Projekt Bye Bye - Woche 6 und 7 - Das gehört wirklich mir?

Ich war vor ein paar Tagen im Keller, mein Projekt bezieht sich ja auf meine gesamte Wohnung. Mein Keller ist nicht groß, man kann hineingehen, zwei Schritte nach vorne und muss sich dann schon umdrehen und wieder herausgehen. An der Wand ist ein simples Holzregal befestigt und dort habe ich mal so geschaut, was sich so im Laufe der Zeit angesammelt hat. Ich fand da tatsächlich einen größeren Karton, von dessen Inhalt ich absolut keine Ahnung hatte. Ihn zu öffnen war fast wie Ostern und zum Vorschein kamen Kabel. Eine ganze Menge verscheidener Computer- und Ladekabel. Ich habe keine Ahnung (mehr), wo ich die alle herbekommen habe. Wann hat sich das alles angesammelt? Wann habe ich den Karton das letzte Mal geöffnet? Auch eine Tastatur mit PS/2-Anschluss kam zum Vorschein ... dabei habe ich mir gerade vor ein paar Wochen eine externe USB-Tastatur für meinen Laptop gekauft ^^

Es ist schon irgendwie seltsam, was so ein Projekt zu Tage fördert. Sachen, von denen ich gar nicht weiß, dass ich sie habe. Was wird sich im Laufe des Jahres wohl noch alles anfinden? Ich habe auch schon wieder ein neues Paar Kopfhörer gefunden, das, ähm, keine Ahnung wie vielte. Und dabei verwende ich von meinen MP3-Playern nur einen einzigen und den auch nur für mein Musikkissen. Das ist schon irgendwie recht seltsam. Neben dem ganzen elektrischen Zeug, habe ich aber auch eine Menge Hühnergötter gefunden. Ich wohne an der Küste, Hühnergötter sollte nichts besonders sein. Aber ich wußte nie, dass ich nun ungefäh 25 solcher Steine hier in der Wohnung habe.

Hühnergötter 01

Ich habe auch ein paar alte Kassetten gefunden. Eine davon habe ich mit 13, 14, 15 rauf und runter gehört. Die Lieder kann ich heute noch textsicher mitsingen. Eine der anderen Kassetten ist unser damaliges Demo-Tape vom Orchester. Ist schon komisch sich das jetzt wieder anzuhören. Ich glaube, ich habe das mindestens acht Jahre nicht angehört. Meine Anlage hat zwar ein verstecktes Kassettendeck, aber ich habe da noch nie etwas mit abgespielt und brauchte auch ein paar Augenblicke, bis ich verstand wie sich die Blende öffnen lässt. Ist irgendwie schon peinlich ^^

In der Kassettenkiste lagen dann auch noch Notizzettel, die von meiner Schulpraktikumszeit 1996 stammen und ein paar Bleistifte aus meiner Ausbildungszeit um 2000. So langsam glaube ich, ich habe nicht so viel Zeug, weil ich so viel kaufe oder heranschaffe, sondern, weil sich hier offenbar kaum etwas in seinem eigentlichen Lebenszyklus aufbraucht. 17 Jahre alte Notizblöcke! Und ich kann die einfach nicht wegschmeißen, weil ich so einen kleinen Notizbuch- und -zettelfimmel habe. Ich brauch soetwas immer, da mir immer irgendwo etwas für meine literarischen Werke einfallen könnte. Und dann keinen Zettel und Stift dabei haben ist die Hölle.

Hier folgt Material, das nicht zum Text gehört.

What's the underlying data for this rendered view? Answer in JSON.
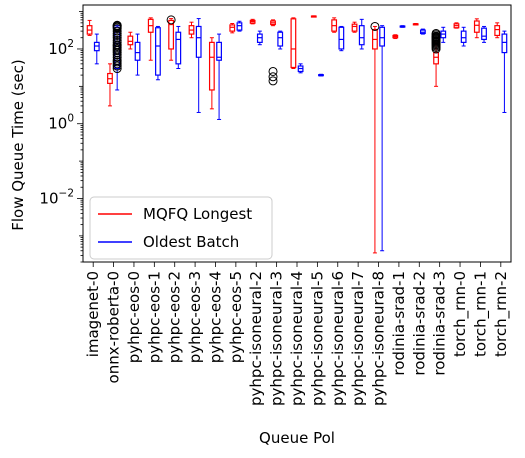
{
  "chart_data": {
    "type": "box",
    "title": "",
    "xlabel": "Queue Pol",
    "ylabel": "Flow Queue Time (sec)",
    "yscale": "log",
    "ylim": [
      0.0002,
      1500
    ],
    "yticks": [
      {
        "value": 0.01,
        "base": "10",
        "exp": "−2"
      },
      {
        "value": 1,
        "base": "10",
        "exp": "0"
      },
      {
        "value": 100,
        "base": "10",
        "exp": "2"
      }
    ],
    "categories": [
      "imagenet-0",
      "onnx-roberta-0",
      "pyhpc-eos-0",
      "pyhpc-eos-1",
      "pyhpc-eos-2",
      "pyhpc-eos-3",
      "pyhpc-eos-4",
      "pyhpc-eos-5",
      "pyhpc-isoneural-2",
      "pyhpc-isoneural-3",
      "pyhpc-isoneural-4",
      "pyhpc-isoneural-5",
      "pyhpc-isoneural-6",
      "pyhpc-isoneural-7",
      "pyhpc-isoneural-8",
      "rodinia-srad-1",
      "rodinia-srad-2",
      "rodinia-srad-3",
      "torch_rnn-0",
      "torch_rnn-1",
      "torch_rnn-2"
    ],
    "legend": {
      "position": "lower-left",
      "entries": [
        "MQFQ Longest",
        "Oldest Batch"
      ]
    },
    "colors": {
      "mqfq": "#ff0000",
      "oldest": "#0000ff"
    },
    "series": [
      {
        "name": "MQFQ Longest",
        "color": "#ff0000",
        "boxes": [
          {
            "wl": 230,
            "q1": 250,
            "med": 320,
            "q3": 420,
            "wh": 580,
            "fl": []
          },
          {
            "wl": 3,
            "q1": 12,
            "med": 16,
            "q3": 22,
            "wh": 40,
            "fl": []
          },
          {
            "wl": 100,
            "q1": 130,
            "med": 160,
            "q3": 220,
            "wh": 280,
            "fl": []
          },
          {
            "wl": 50,
            "q1": 280,
            "med": 420,
            "q3": 620,
            "wh": 680,
            "fl": []
          },
          {
            "wl": 50,
            "q1": 100,
            "med": 450,
            "q3": 580,
            "wh": 650,
            "fl": [
              600
            ]
          },
          {
            "wl": 200,
            "q1": 250,
            "med": 320,
            "q3": 420,
            "wh": 520,
            "fl": []
          },
          {
            "wl": 2.5,
            "q1": 8,
            "med": 60,
            "q3": 150,
            "wh": 200,
            "fl": []
          },
          {
            "wl": 270,
            "q1": 300,
            "med": 380,
            "q3": 440,
            "wh": 480,
            "fl": []
          },
          {
            "wl": 470,
            "q1": 490,
            "med": 540,
            "q3": 580,
            "wh": 620,
            "fl": []
          },
          {
            "wl": 420,
            "q1": 450,
            "med": 500,
            "q3": 560,
            "wh": 600,
            "fl": [
              25,
              18,
              14
            ]
          },
          {
            "wl": 30,
            "q1": 32,
            "med": 100,
            "q3": 640,
            "wh": 680,
            "fl": []
          },
          {
            "wl": 730,
            "q1": 740,
            "med": 750,
            "q3": 760,
            "wh": 770,
            "fl": []
          },
          {
            "wl": 280,
            "q1": 300,
            "med": 420,
            "q3": 600,
            "wh": 680,
            "fl": []
          },
          {
            "wl": 280,
            "q1": 300,
            "med": 400,
            "q3": 460,
            "wh": 520,
            "fl": []
          },
          {
            "wl": 0.00035,
            "q1": 100,
            "med": 180,
            "q3": 330,
            "wh": 400,
            "fl": [
              400
            ]
          },
          {
            "wl": 190,
            "q1": 200,
            "med": 215,
            "q3": 230,
            "wh": 240,
            "fl": []
          },
          {
            "wl": 440,
            "q1": 450,
            "med": 460,
            "q3": 470,
            "wh": 480,
            "fl": []
          },
          {
            "wl": 10,
            "q1": 40,
            "med": 60,
            "q3": 80,
            "wh": 150,
            "fl": [
              100,
              110,
              120,
              130,
              140,
              150,
              160,
              170,
              180,
              190,
              200,
              210,
              220,
              240,
              260
            ]
          },
          {
            "wl": 360,
            "q1": 370,
            "med": 420,
            "q3": 470,
            "wh": 500,
            "fl": []
          },
          {
            "wl": 200,
            "q1": 280,
            "med": 430,
            "q3": 560,
            "wh": 640,
            "fl": []
          },
          {
            "wl": 200,
            "q1": 230,
            "med": 330,
            "q3": 420,
            "wh": 500,
            "fl": []
          }
        ]
      },
      {
        "name": "Oldest Batch",
        "color": "#0000ff",
        "boxes": [
          {
            "wl": 40,
            "q1": 90,
            "med": 120,
            "q3": 150,
            "wh": 250,
            "fl": []
          },
          {
            "wl": 8,
            "q1": 30,
            "med": 140,
            "q3": 380,
            "wh": 420,
            "fl": [
              30,
              35,
              40,
              45,
              50,
              60,
              70,
              80,
              90,
              100,
              110,
              120,
              130,
              150,
              170,
              200,
              230,
              260,
              300,
              350,
              380,
              400,
              420,
              430
            ]
          },
          {
            "wl": 20,
            "q1": 50,
            "med": 80,
            "q3": 150,
            "wh": 250,
            "fl": []
          },
          {
            "wl": 15,
            "q1": 20,
            "med": 120,
            "q3": 370,
            "wh": 400,
            "fl": []
          },
          {
            "wl": 30,
            "q1": 40,
            "med": 180,
            "q3": 280,
            "wh": 400,
            "fl": []
          },
          {
            "wl": 2,
            "q1": 60,
            "med": 200,
            "q3": 400,
            "wh": 650,
            "fl": []
          },
          {
            "wl": 1.3,
            "q1": 50,
            "med": 60,
            "q3": 150,
            "wh": 250,
            "fl": []
          },
          {
            "wl": 300,
            "q1": 320,
            "med": 420,
            "q3": 500,
            "wh": 550,
            "fl": []
          },
          {
            "wl": 130,
            "q1": 150,
            "med": 200,
            "q3": 250,
            "wh": 300,
            "fl": []
          },
          {
            "wl": 100,
            "q1": 120,
            "med": 200,
            "q3": 280,
            "wh": 300,
            "fl": []
          },
          {
            "wl": 23,
            "q1": 25,
            "med": 30,
            "q3": 35,
            "wh": 40,
            "fl": []
          },
          {
            "wl": 19,
            "q1": 19.5,
            "med": 20,
            "q3": 20.5,
            "wh": 21,
            "fl": []
          },
          {
            "wl": 90,
            "q1": 100,
            "med": 180,
            "q3": 380,
            "wh": 400,
            "fl": []
          },
          {
            "wl": 100,
            "q1": 130,
            "med": 200,
            "q3": 420,
            "wh": 620,
            "fl": []
          },
          {
            "wl": 0.0004,
            "q1": 120,
            "med": 200,
            "q3": 380,
            "wh": 420,
            "fl": []
          },
          {
            "wl": 380,
            "q1": 390,
            "med": 400,
            "q3": 410,
            "wh": 420,
            "fl": []
          },
          {
            "wl": 250,
            "q1": 260,
            "med": 280,
            "q3": 320,
            "wh": 340,
            "fl": []
          },
          {
            "wl": 150,
            "q1": 200,
            "med": 250,
            "q3": 300,
            "wh": 380,
            "fl": []
          },
          {
            "wl": 120,
            "q1": 150,
            "med": 200,
            "q3": 300,
            "wh": 380,
            "fl": []
          },
          {
            "wl": 150,
            "q1": 180,
            "med": 220,
            "q3": 360,
            "wh": 400,
            "fl": []
          },
          {
            "wl": 2,
            "q1": 80,
            "med": 150,
            "q3": 250,
            "wh": 300,
            "fl": []
          }
        ]
      }
    ]
  }
}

Aber anstatt nur alten Sachen neu zu finden, habe ich natürlich auch weiter an meinem Projekt gearbeitet. Das ist ja der eigentlich Antrieb hinter meiner momentanen Schnüffelnase. Da ich in der vergangenen Woche keinen Post dazu geschrieben habe, habe ich in dieser Woche zwei Wochen zusammengepackt.

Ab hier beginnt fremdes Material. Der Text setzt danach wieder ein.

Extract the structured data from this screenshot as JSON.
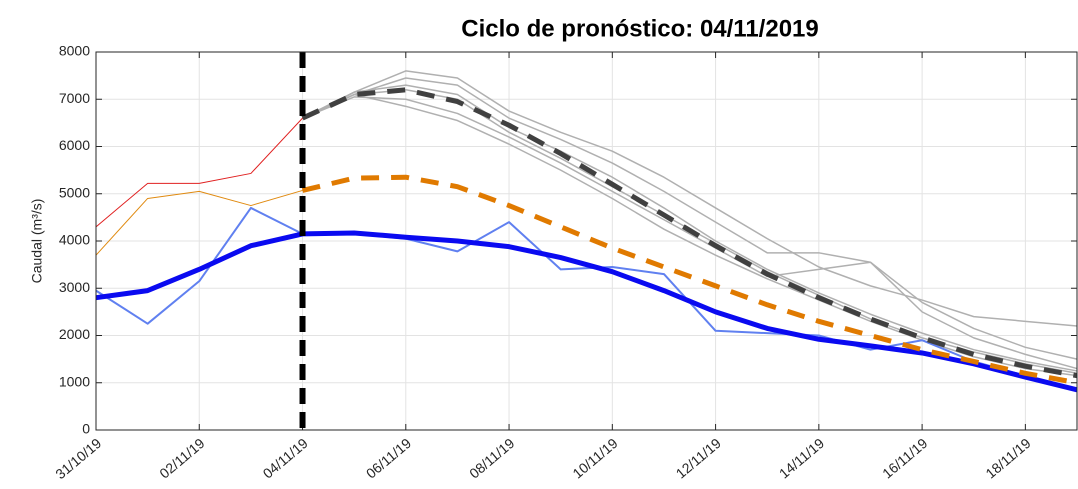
{
  "chart_data": {
    "type": "line",
    "title": "Ciclo de pronóstico: 04/11/2019",
    "y_label": "Caudal (m³/s)",
    "categories": [
      "31/10/19",
      null,
      "02/11/19",
      null,
      "04/11/19",
      null,
      "06/11/19",
      null,
      "08/11/19",
      null,
      "10/11/19",
      null,
      "12/11/19",
      null,
      "14/11/19",
      null,
      "16/11/19",
      null,
      "18/11/19",
      null
    ],
    "ylim": [
      0,
      8000
    ],
    "yticks": [
      0,
      1000,
      2000,
      3000,
      4000,
      5000,
      6000,
      7000,
      8000
    ],
    "grid": true,
    "vline": "04/11/19",
    "series": [
      {
        "color": "#b0b0b0",
        "width": 1.5,
        "values": [
          null,
          null,
          null,
          null,
          6600,
          7150,
          7600,
          7450,
          6750,
          6300,
          5900,
          5350,
          4700,
          4050,
          3450,
          3050,
          2750,
          2400,
          2300,
          2200
        ]
      },
      {
        "color": "#b0b0b0",
        "width": 1.5,
        "values": [
          null,
          null,
          null,
          null,
          6600,
          7100,
          7450,
          7300,
          6600,
          6150,
          5650,
          5050,
          4400,
          3750,
          3750,
          3550,
          2700,
          2150,
          1750,
          1500
        ]
      },
      {
        "color": "#b0b0b0",
        "width": 1.5,
        "values": [
          null,
          null,
          null,
          null,
          6600,
          7050,
          7000,
          6700,
          6200,
          5650,
          5050,
          4450,
          3850,
          3250,
          3400,
          3550,
          2500,
          1950,
          1600,
          1300
        ]
      },
      {
        "color": "#b0b0b0",
        "width": 1.5,
        "values": [
          null,
          null,
          null,
          null,
          6600,
          7100,
          6850,
          6550,
          6050,
          5500,
          4900,
          4250,
          3700,
          3200,
          2750,
          2300,
          1900,
          1550,
          1300,
          1150
        ]
      },
      {
        "color": "#b0b0b0",
        "width": 1.5,
        "values": [
          null,
          null,
          null,
          null,
          6600,
          7150,
          7300,
          7100,
          6400,
          5900,
          5350,
          4700,
          4000,
          3400,
          2900,
          2450,
          2050,
          1700,
          1450,
          1250
        ]
      },
      {
        "color": "#b0b0b0",
        "width": 1.5,
        "values": [
          null,
          null,
          null,
          null,
          6600,
          7100,
          7200,
          7000,
          6300,
          5750,
          5150,
          4550,
          3950,
          3350,
          2850,
          2350,
          1950,
          1650,
          1400,
          1200
        ]
      },
      {
        "color": "#e02020",
        "width": 1,
        "values": [
          4300,
          5220,
          5220,
          5430,
          6600,
          null,
          null,
          null,
          null,
          null,
          null,
          null,
          null,
          null,
          null,
          null,
          null,
          null,
          null,
          null
        ]
      },
      {
        "color": "#e08a10",
        "width": 1,
        "values": [
          3700,
          4900,
          5050,
          4750,
          5070,
          null,
          null,
          null,
          null,
          null,
          null,
          null,
          null,
          null,
          null,
          null,
          null,
          null,
          null,
          null
        ]
      },
      {
        "color": "#6080f0",
        "width": 2,
        "values": [
          2950,
          2250,
          3150,
          4700,
          4150,
          4150,
          4050,
          3780,
          4400,
          3400,
          3450,
          3300,
          2100,
          2050,
          2000,
          1700,
          1900,
          1450,
          1150,
          850
        ]
      },
      {
        "color": "#0a0af0",
        "width": 5,
        "values": [
          2800,
          2950,
          3400,
          3900,
          4150,
          4170,
          4080,
          4000,
          3880,
          3650,
          3350,
          2950,
          2500,
          2150,
          1920,
          1780,
          1630,
          1400,
          1120,
          850
        ]
      },
      {
        "color": "#e07a00",
        "width": 5,
        "dash": true,
        "values": [
          null,
          null,
          null,
          null,
          5070,
          5330,
          5350,
          5150,
          4750,
          4300,
          3850,
          3450,
          3050,
          2650,
          2300,
          2000,
          1700,
          1450,
          1200,
          1000
        ]
      },
      {
        "color": "#404040",
        "width": 5,
        "dash": true,
        "values": [
          null,
          null,
          null,
          null,
          6600,
          7100,
          7200,
          6950,
          6450,
          5850,
          5200,
          4550,
          3900,
          3300,
          2800,
          2350,
          1950,
          1600,
          1350,
          1150
        ]
      }
    ]
  }
}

Die Zehensocken sind endlich im Müll gelandet. Ich mochte sie nicht wirklich gern und das endlich entstandene Loch war ein guter Anlass mich von ihnen zu trennen. Die Servietten sind bei meinen Eltern gelandet. Ich finde sie zwar wirklich süß anzuschauen, aber ich sitze an dem aktuellen Serviettenpacket schon über ein Jahr. Ich brauch die Dinger so selten. Spiegel und Spray sind wieder zwei Sachen, die ich meinen Eltern "untergeschoben" habe. Vielleicht haben sie dafür einen Gebrauch. Ich jedenfalls nicht. Der Pullover ist in die Kleidersammelstelle gekommen. Ich achte dabei immer darauf, dass der Container auch wirklich vom Roten Kreuz ist. Es stehen nämlich auch genügend Sammelcontainer von kommerziellen Sammlern herum. Und denen muss ich meinen Sachen nun ja nicht noch in den Rachen werfen. Die Klemme wanderte in den Müll. Ich habe keine Ahnung wo die anderen fünf davon verblieben sind. Wahrscheinlich schon vorausgegangen. Und die Deckel habe ich dem Tierheim in die Sammelbox geworfen. Sie sind gut geeignet für angefangene Futterdosen, aber bei mir haben sich mittlerweile auch schon zehn Deckel angesammelt.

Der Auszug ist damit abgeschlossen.